- Born: 1946 (age 79–80) Rochester, New York
- Occupations: political science professor, President of Earlham College
- Known for: Served as President of Earlham College from 1996-2011

= Douglas C. Bennett =

American academic administrator

Douglas C. Bennett (born 1946) is a former president of Earlham College, located in Richmond, Indiana. He was installed as president in 1996. Beginning in 1997, Bennett was also a member of the politics department at Earlham.

==Background and career==
Bennett grew up in Rochester, New York and graduated from Haverford College in 1968. He obtained his MPhil and his Ph.D. in Political Science from Yale University. Bennett taught political science at Temple University from 1973 to 1989, before becoming the president of Earlham College. He credits Gerhard Spiegler as his inspiration to become a college president.

==Media attention==
Bennett became known throughout the state of Indiana for dismissing the majority of the board of directors of Conner Prairie in June 2003, formerly a wholly owned subsidiary of Earlham College. This action precipitated involvement from Indiana's attorney general leading to a split between the two organizations including a division of a substantial endowment established by philanthropist Eli Lilly.
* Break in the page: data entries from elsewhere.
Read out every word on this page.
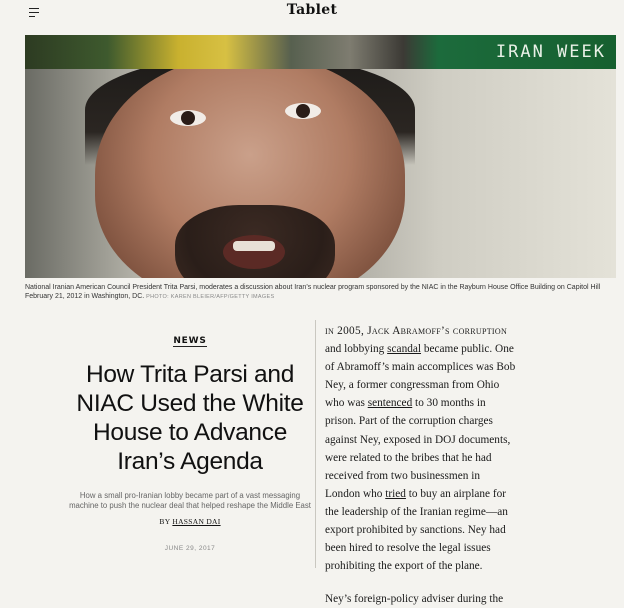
Tablet
IRAN WEEK
National Iranian American Council President Trita Parsi, moderates a discussion about Iran’s nuclear program sponsored by the NIAC in the Rayburn House Office Building on Capitol Hill February 21, 2012 in Washington, DC. PHOTO: KAREN BLEIER/AFP/GETTY IMAGES
NEWS
How Trita Parsi and NIAC Used the White House to Advance Iran’s Agenda
How a small pro-Iranian lobby became part of a vast messaging machine to push the nuclear deal that helped reshape the Middle East
BY HASSAN DAI
JUNE 29, 2017

in 2005, Jack Abramoff’s corruption and lobbying scandal became public. One of Abramoff’s main accomplices was Bob Ney, a former congressman from Ohio who was sentenced to 30 months in prison. Part of the corruption charges against Ney, exposed in DOJ documents, were related to the bribes that he had received from two businessmen in London who tried to buy an airplane for the leadership of the Iranian regime—an export prohibited by sanctions. Ney had been hired to resolve the legal issues prohibiting the export of the plane.

Ney’s foreign-policy adviser during the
Earlham College, during Bennett's tenure, gained national media attention when political analyst, architect of the Iraq War, and Fox News commentator William Kristol, was hit with a cream pie by a student while giving a speech on foreign policy in March 2005. The pie hit Kristol's face and also reached Bennett's shoulder.

==Early career==
Bennett was vice president and chief operating officer of the American Council of Learned Societies in New York City. He was also the Vice President and Provost at Reed College (Portland, Oregon) and has served on several education-related organizations, such as the National Association of Independent Colleges and Universities (NAICU) or the National Advisory Board of the National Survey of Student Engagement (NSSE).

==Retirement==
On August 4, 2010, Earlham announced Bennett's intention to retire at the end of the 2010–2011 school year. He and his family live in Maine. Bennett was a member of the advisory committee for the Quaker United Nations Office in New York and served on the Corporation for the American Friends Service Committee.